Step Two: Pull a Napolean

Admit it. When you hear the three words “sweet dance moves” together in that order, one thing comes to mind— Napoleon Dynamite. So, if you just don’t have the basic coordination required for teaching yourself to dance, then just do as Napoleon did. Rent the most psychedelic and ghetto dance video you can find, lock yourself in your room and come out a pro. Napoleon did it, and now he’s basically a dancing legend. Come on— that kid could boogie.

Step Three: Take a class

For those of you not embarrassed to show your happening dance moves (or lack thereof) to the public, this step is for you. There are classes offered for virtually every kind of dance in existence. For the graceful— ballet. For the crazy toes— tap. For the, shall we say, unique— interpretive. Just find your niche and enroll. If the more experienced dancers start to laugh at you, don’t worry. They’re just jealous because we actually have the courage to try new things.

Step Four: Swipe a Dancer

Some people just aren’t natural-born dancers. However, that’s alright when we have a hidden agenda to kidnap someone who is. Those Dance in Flight performers, for example, couldn’t hide their smooth moves if they tried. So, next time you see one of them innocently bopping down the street, snag them and force them to teach you everything they know, whether dance-related or not. After all, maybe it’s that genius math problem they can solve that’s really pushing them to grooving greatness.

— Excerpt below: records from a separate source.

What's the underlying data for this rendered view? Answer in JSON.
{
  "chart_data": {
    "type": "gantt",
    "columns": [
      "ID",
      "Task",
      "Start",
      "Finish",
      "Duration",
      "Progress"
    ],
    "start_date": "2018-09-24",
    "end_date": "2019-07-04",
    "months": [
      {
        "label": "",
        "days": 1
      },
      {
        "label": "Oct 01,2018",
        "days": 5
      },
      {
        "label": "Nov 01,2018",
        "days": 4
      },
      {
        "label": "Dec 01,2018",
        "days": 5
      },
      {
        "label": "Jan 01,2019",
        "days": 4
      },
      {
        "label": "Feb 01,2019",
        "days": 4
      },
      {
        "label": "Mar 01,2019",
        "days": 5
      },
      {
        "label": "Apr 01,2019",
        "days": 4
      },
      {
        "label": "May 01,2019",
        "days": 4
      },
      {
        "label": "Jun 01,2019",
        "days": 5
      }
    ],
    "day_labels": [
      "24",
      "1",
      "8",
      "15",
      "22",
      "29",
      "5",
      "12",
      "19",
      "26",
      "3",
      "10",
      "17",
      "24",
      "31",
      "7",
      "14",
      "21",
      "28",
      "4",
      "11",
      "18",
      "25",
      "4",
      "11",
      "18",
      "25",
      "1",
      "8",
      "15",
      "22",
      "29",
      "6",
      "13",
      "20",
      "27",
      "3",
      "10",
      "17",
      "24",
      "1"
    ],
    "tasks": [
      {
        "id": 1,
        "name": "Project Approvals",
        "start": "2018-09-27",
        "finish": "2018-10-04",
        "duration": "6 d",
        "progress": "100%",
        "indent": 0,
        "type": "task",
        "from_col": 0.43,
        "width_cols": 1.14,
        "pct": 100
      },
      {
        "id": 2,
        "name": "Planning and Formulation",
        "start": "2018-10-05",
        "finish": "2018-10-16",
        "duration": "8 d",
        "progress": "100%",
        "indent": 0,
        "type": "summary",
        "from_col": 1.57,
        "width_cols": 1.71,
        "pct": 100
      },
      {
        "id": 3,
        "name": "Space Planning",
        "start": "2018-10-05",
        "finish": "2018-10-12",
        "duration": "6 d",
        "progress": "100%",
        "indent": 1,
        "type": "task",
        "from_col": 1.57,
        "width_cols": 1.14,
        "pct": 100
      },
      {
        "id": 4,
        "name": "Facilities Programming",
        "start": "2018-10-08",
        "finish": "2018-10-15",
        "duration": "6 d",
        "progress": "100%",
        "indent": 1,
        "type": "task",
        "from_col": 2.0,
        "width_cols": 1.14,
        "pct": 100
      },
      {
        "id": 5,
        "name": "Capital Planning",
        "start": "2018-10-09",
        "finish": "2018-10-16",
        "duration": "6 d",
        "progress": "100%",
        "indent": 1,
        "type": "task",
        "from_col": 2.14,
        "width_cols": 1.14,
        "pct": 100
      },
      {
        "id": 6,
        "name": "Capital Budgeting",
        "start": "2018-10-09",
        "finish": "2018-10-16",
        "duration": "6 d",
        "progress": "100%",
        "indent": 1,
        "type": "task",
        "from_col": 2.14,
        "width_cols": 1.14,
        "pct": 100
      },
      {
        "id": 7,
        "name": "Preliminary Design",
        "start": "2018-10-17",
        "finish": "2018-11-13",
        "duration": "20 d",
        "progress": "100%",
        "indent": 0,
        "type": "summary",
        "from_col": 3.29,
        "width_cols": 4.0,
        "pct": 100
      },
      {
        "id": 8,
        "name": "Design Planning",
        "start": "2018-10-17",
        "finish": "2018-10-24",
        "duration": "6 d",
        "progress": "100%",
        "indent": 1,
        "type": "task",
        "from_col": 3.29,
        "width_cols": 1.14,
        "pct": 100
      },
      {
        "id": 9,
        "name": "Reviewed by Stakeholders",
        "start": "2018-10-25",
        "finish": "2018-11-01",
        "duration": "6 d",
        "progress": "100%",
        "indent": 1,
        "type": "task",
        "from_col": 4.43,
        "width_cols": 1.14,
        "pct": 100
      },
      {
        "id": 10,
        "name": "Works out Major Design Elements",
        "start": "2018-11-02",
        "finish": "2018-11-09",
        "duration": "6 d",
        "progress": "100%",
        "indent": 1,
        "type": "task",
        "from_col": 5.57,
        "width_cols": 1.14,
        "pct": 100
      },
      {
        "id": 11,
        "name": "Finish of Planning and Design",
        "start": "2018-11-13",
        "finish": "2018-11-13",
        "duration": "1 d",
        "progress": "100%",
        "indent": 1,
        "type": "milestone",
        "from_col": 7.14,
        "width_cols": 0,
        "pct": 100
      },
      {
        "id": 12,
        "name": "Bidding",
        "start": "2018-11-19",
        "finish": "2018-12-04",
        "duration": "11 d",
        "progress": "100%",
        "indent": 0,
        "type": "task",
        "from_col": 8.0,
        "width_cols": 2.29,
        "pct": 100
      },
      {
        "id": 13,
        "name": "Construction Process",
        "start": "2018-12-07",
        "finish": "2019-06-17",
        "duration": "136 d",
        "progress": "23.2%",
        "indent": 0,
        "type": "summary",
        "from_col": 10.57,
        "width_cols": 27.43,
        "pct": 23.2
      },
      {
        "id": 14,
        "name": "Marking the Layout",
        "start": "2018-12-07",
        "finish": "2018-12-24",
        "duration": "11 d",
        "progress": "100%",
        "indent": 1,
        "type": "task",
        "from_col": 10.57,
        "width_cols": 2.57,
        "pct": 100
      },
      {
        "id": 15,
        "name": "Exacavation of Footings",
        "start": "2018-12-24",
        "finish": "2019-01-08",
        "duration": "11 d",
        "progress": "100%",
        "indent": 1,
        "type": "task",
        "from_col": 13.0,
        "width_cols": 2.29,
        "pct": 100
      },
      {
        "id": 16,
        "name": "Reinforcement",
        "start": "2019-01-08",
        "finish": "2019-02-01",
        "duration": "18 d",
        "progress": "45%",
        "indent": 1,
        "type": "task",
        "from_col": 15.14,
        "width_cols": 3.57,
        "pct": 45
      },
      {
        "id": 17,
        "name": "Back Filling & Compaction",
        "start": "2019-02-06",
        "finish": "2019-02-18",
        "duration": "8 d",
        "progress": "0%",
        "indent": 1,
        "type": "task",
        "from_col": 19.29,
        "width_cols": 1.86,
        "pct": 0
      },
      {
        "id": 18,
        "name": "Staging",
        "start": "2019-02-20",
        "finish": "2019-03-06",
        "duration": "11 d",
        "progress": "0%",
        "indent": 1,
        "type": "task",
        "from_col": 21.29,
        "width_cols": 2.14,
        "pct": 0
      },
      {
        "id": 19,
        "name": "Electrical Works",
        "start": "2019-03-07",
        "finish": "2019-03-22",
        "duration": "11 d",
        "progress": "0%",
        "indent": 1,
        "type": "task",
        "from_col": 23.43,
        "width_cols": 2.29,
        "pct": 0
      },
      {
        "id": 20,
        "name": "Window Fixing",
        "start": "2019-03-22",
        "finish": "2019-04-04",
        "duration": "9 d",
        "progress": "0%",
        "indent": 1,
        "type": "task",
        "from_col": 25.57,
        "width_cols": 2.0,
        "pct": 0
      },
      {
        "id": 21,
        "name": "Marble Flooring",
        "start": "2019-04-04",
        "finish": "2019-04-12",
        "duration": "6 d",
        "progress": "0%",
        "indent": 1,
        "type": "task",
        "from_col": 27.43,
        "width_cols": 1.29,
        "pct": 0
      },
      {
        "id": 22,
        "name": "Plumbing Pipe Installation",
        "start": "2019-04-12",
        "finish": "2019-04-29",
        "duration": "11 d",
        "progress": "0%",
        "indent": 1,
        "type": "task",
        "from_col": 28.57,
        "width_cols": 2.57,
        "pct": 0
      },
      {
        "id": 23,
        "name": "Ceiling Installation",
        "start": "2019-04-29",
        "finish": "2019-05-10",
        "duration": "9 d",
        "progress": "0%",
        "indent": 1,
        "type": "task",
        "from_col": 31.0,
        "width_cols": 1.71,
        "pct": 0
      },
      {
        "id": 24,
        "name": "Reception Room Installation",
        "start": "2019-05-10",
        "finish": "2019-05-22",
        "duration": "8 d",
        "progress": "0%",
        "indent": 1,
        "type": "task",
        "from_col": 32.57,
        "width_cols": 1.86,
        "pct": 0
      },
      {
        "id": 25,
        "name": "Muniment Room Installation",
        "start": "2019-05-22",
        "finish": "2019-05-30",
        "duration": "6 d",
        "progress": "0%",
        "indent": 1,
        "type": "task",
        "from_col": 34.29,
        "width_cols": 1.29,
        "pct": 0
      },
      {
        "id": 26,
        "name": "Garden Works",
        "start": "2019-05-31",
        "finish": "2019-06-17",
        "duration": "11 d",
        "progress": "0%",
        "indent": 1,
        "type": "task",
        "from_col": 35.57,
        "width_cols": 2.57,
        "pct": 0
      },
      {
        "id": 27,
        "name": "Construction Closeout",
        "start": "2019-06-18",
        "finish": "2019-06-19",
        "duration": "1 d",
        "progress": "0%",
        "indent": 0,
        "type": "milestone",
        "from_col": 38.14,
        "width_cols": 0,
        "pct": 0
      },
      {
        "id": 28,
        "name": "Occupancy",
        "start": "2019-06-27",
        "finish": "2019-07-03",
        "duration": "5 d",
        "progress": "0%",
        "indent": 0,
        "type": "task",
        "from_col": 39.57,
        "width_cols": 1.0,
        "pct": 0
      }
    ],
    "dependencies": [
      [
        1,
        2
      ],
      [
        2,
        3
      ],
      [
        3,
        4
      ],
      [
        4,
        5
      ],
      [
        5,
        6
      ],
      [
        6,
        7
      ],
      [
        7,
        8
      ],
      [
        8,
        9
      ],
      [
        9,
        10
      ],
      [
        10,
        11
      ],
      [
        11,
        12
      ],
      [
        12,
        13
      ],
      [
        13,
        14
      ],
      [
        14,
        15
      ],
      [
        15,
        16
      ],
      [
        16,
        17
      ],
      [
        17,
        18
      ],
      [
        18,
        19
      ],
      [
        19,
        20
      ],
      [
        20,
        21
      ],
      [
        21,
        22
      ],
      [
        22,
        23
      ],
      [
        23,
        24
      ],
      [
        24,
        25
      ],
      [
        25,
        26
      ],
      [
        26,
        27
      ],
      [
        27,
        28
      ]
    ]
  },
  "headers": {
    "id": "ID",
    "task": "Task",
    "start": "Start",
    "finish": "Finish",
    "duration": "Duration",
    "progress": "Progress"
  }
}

Step Five: Use Your Imagination

For the truly uncoordinated, stop sweating it and grease up that dance floor— you, too can be a dancing queen or king. Or, at least you can pretend. Try sticking to one aspect of dancing, such as balancing on your tip toes. All you really have to do to impress people is stand on your toes for an extended period of time while occasionally shifting your feet around. Sounds easy, no? Well, for those of you who would like to avoid bent, purple toes, have no fear. There is an even easier way to go about fake dancing. Go to the Web site www.dancesisterdance.com, and you can paste your face onto the body of a dancing fool. Whether you’re lazy or just plain untalented, this method is the way to go.